We all know that the interest rate we get when taking out a mortgage is based on our credit score but how the lender arrives at that score seems is a bit of a mystery. The score is supposed to help a lender determine the risk involved in lending to the party. The higher the score, theoretically, the lower the risk.
There are three credit reporting agencies - Equifax, Experian, and TransUnion. They collect data on each of us that is fed into a mathematical model that spits out a score. There are several credit score models which explains why you may have a higher credit score when you are shopping for a car than when you are looking at mortgages.
What the reporting agencies look at is basically as follows:
Payment history - 35% of your score
Debt Level - 30% of your score
Length of Credit - 15% of your score
Inquiries (when a lender pulls your score this is called an inquiry) - 10% of your score
Mix of Credit - 10% of your score.
Credit cards have a very high impact on your score. Those without any credit cards will not reach the highest score. The keys here are utilization rate (do you use your cards and keep the balance to under 30% of the max credit) and do you make your payments on time. Your credit will be higher if you have a credit card balance than if you don't. Of course, the balance shouldn't be higher than 30% of the total credit available and you need to make the payments on time.

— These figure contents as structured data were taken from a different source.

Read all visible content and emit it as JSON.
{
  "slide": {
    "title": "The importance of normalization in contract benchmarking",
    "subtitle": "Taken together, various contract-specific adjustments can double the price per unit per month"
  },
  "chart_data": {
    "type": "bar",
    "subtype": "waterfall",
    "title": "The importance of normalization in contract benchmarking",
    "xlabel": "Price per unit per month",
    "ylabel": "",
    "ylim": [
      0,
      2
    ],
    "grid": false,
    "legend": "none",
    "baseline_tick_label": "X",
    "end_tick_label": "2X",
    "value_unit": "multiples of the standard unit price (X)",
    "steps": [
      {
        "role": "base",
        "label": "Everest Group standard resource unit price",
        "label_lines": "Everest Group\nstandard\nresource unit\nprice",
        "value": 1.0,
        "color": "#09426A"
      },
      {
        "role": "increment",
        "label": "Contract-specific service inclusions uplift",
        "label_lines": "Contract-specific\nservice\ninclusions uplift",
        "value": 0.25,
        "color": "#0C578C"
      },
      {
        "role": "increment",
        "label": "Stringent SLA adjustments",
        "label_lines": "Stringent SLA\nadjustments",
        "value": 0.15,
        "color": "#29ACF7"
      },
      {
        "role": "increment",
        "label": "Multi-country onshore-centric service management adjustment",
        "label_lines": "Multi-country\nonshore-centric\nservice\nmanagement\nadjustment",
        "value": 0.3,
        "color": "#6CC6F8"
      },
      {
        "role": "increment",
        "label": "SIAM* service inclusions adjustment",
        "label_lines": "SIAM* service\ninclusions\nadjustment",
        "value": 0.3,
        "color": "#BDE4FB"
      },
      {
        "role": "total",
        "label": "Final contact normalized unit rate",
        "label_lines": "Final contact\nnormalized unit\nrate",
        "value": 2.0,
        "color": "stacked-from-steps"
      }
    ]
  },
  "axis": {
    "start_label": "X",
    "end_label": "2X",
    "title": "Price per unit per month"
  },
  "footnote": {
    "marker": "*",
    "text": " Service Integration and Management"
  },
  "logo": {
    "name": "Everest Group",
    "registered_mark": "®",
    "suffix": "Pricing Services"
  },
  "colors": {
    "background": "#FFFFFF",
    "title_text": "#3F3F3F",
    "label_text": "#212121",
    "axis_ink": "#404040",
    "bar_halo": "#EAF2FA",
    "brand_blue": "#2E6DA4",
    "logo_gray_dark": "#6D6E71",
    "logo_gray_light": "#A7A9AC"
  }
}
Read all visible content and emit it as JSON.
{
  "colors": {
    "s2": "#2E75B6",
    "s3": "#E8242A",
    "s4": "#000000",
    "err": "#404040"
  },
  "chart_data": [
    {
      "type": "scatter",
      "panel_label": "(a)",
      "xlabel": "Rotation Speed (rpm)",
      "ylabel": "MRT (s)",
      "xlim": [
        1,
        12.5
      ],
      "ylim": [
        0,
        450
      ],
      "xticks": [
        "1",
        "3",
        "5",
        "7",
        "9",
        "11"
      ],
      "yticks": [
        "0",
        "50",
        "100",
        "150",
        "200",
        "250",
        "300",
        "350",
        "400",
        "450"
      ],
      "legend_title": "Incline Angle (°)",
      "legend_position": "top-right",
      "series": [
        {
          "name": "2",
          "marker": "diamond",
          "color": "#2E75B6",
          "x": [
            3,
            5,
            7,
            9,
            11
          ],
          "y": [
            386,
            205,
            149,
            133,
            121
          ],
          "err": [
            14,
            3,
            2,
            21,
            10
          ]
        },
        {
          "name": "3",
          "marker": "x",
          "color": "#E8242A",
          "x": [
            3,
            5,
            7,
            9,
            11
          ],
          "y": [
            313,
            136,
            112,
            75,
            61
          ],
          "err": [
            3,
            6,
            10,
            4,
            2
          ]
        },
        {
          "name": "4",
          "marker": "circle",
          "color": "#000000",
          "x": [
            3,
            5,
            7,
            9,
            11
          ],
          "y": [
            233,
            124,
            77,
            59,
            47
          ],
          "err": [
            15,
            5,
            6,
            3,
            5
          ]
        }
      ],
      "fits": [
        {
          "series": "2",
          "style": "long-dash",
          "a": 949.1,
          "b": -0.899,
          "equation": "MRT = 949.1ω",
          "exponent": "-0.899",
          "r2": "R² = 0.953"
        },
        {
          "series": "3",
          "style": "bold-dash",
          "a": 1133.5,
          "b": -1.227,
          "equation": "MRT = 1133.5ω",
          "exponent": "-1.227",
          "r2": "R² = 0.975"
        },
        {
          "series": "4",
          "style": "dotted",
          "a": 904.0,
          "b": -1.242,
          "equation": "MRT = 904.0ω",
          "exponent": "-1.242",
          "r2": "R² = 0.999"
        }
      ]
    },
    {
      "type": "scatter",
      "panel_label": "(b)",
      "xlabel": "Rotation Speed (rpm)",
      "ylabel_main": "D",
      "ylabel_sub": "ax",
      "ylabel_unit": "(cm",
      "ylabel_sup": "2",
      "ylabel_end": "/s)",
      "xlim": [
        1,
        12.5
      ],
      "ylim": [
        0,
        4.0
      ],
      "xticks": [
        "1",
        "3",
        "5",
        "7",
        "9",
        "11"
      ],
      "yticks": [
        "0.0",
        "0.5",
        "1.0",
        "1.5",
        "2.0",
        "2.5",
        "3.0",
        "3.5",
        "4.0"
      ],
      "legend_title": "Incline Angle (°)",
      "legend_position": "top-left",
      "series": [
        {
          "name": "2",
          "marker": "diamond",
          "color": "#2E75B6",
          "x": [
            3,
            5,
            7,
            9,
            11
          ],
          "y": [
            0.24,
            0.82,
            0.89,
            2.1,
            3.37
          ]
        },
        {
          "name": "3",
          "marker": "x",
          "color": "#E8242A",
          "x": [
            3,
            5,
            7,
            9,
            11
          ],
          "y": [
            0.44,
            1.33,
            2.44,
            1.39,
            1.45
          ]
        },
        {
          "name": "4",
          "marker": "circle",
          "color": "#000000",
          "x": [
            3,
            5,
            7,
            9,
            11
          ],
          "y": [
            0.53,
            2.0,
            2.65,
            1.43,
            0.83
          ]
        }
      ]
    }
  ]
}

Ironically, mortgage payments and car loans have a lesser weight unless they are late or chronically late.
Also, the age of your oldest account does play a role in your score. The belief here is that an older account shows you have experience in handling credit properly making you less of a risk.
Inquires also negatively impact your score because lenders are concerned when they see several other lenders pulling your score. The concern being that you may be taking out credit from a variety of sources making you a greater risk to pay it back. I was told by a mortgage broker that if the reporting agencies see several inquiries from the same type of lenders in a short period of time (ie - all inquiries from car dealers) they will read that as the buyer shopping for a car and they will only give it a single inquiry deduction believing they are only shopping for the best loan not buying several cars.
Although it still feels like a bit of a mystery, hopefully this gives you some insight into how credit scores are determined. Your lender can provide more information if you still have questions.